Accomplishments that we're proud of

Despite all the challenges, we created a product that could assist people today. The virtual "cane" node, using true depth data from an RGBD camera and reliable MediaPipe hand tracking, is likely the most useful as-is. It can not only help visually impaired people, but also be a general tool in industry needing to quickly estimate distances and sizes (such as in construction). The object and face recognition, and the audio interface also offer a glimpse of what assistive technology may look like in the future.

We are also proud that all processing happens locally on-device. No user data ever leaves the wearable computer, respecting privacy and autonomy. It also means the device has no dependence on an internet connection, which would be unacceptable in terms of reliability. The system is entirely self contained and portable.

What we learned

This project taught us a lot about working with vision and language models in real life, especially under resource constrains. Getting the most value of of them efficiently, rather than simply dumping all the information we have into a VLM, was the most challenging and the most rewarding.
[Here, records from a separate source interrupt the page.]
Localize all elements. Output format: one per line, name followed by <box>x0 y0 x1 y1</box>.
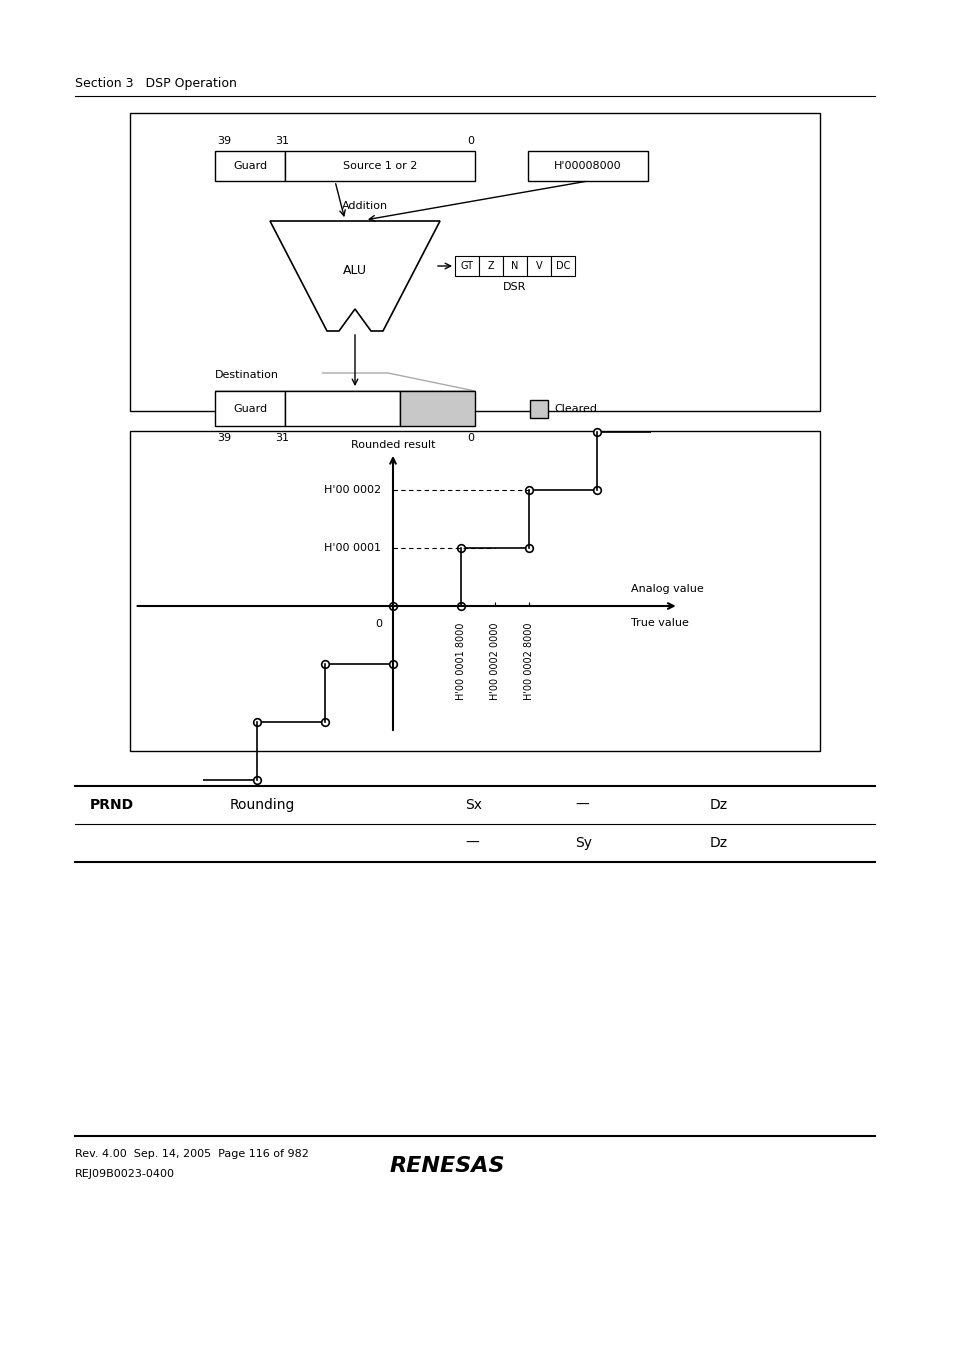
Text: H'00 0002 8000: H'00 0002 8000 <box>523 623 534 700</box>
Text: 31: 31 <box>274 136 289 146</box>
FancyBboxPatch shape <box>285 390 399 426</box>
Text: 0: 0 <box>375 619 382 630</box>
Text: —: — <box>464 836 478 850</box>
Text: REJ09B0023-0400: REJ09B0023-0400 <box>75 1169 174 1179</box>
Text: 0: 0 <box>467 434 474 443</box>
Text: 0: 0 <box>467 136 474 146</box>
Text: H'00 0002: H'00 0002 <box>323 485 380 494</box>
Text: Section 3   DSP Operation: Section 3 DSP Operation <box>75 77 236 91</box>
Text: Destination: Destination <box>214 370 278 380</box>
FancyBboxPatch shape <box>455 255 478 276</box>
FancyBboxPatch shape <box>130 431 820 751</box>
Text: PRND: PRND <box>90 798 134 812</box>
FancyBboxPatch shape <box>285 151 475 181</box>
FancyBboxPatch shape <box>530 400 547 417</box>
Text: Sy: Sy <box>575 836 592 850</box>
Text: Rev. 4.00  Sep. 14, 2005  Page 116 of 982: Rev. 4.00 Sep. 14, 2005 Page 116 of 982 <box>75 1148 309 1159</box>
FancyBboxPatch shape <box>399 390 475 426</box>
Text: DSR: DSR <box>503 282 526 292</box>
Text: H'00 0001: H'00 0001 <box>324 543 380 553</box>
Text: Guard: Guard <box>233 404 267 413</box>
Text: GT: GT <box>460 261 473 272</box>
Text: Rounding: Rounding <box>230 798 295 812</box>
Text: Dz: Dz <box>709 836 727 850</box>
Text: Cleared: Cleared <box>554 404 597 413</box>
Text: 39: 39 <box>216 434 231 443</box>
FancyBboxPatch shape <box>527 151 647 181</box>
FancyBboxPatch shape <box>214 390 285 426</box>
Polygon shape <box>270 222 439 331</box>
Text: 39: 39 <box>216 136 231 146</box>
Text: H'00 0002 0000: H'00 0002 0000 <box>490 623 499 700</box>
Text: Guard: Guard <box>233 161 267 172</box>
Text: Analog value: Analog value <box>630 584 703 594</box>
Text: V: V <box>536 261 541 272</box>
Text: DC: DC <box>556 261 570 272</box>
Text: Rounded result: Rounded result <box>351 440 435 450</box>
Text: ALU: ALU <box>343 265 367 277</box>
Text: H'00008000: H'00008000 <box>554 161 621 172</box>
Text: N: N <box>511 261 518 272</box>
Text: RENESAS: RENESAS <box>390 1156 505 1175</box>
Text: Sx: Sx <box>464 798 481 812</box>
FancyBboxPatch shape <box>551 255 575 276</box>
FancyBboxPatch shape <box>478 255 502 276</box>
Text: H'00 0001 8000: H'00 0001 8000 <box>456 623 465 700</box>
Text: True value: True value <box>630 617 688 628</box>
Text: Addition: Addition <box>341 201 388 211</box>
Text: 31: 31 <box>274 434 289 443</box>
Text: —: — <box>575 798 588 812</box>
Text: Source 1 or 2: Source 1 or 2 <box>342 161 416 172</box>
FancyBboxPatch shape <box>130 113 820 411</box>
FancyBboxPatch shape <box>214 151 285 181</box>
Text: Z: Z <box>487 261 494 272</box>
FancyBboxPatch shape <box>526 255 551 276</box>
FancyBboxPatch shape <box>502 255 526 276</box>
Text: Dz: Dz <box>709 798 727 812</box>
We also experienced creating wearable technology, and how to balance comfort and practicality of the setup with the positioning of the camera to get the most use out of it.

What's next for SeePlusPlus_SeeingEyeCamera

We would explore making the user interface more streamlined and intuitive, as this is something we could expect a user to frequently use and get comfortable with. While the current interface is usable and great for a demo, it may feel overly verbose to an experienced user. Doing a proper user study would reveal what the best balance is.

Due to the project's modular nature, continued developmment would primarily be coming up with more and better modules for assistive tools. Consulting with people with a variety of needs (even beyond impaired vision) would guide us on how best to assist them. We would also like to try some more powerful models (especially on the language side) to see what this technology is capable of in full.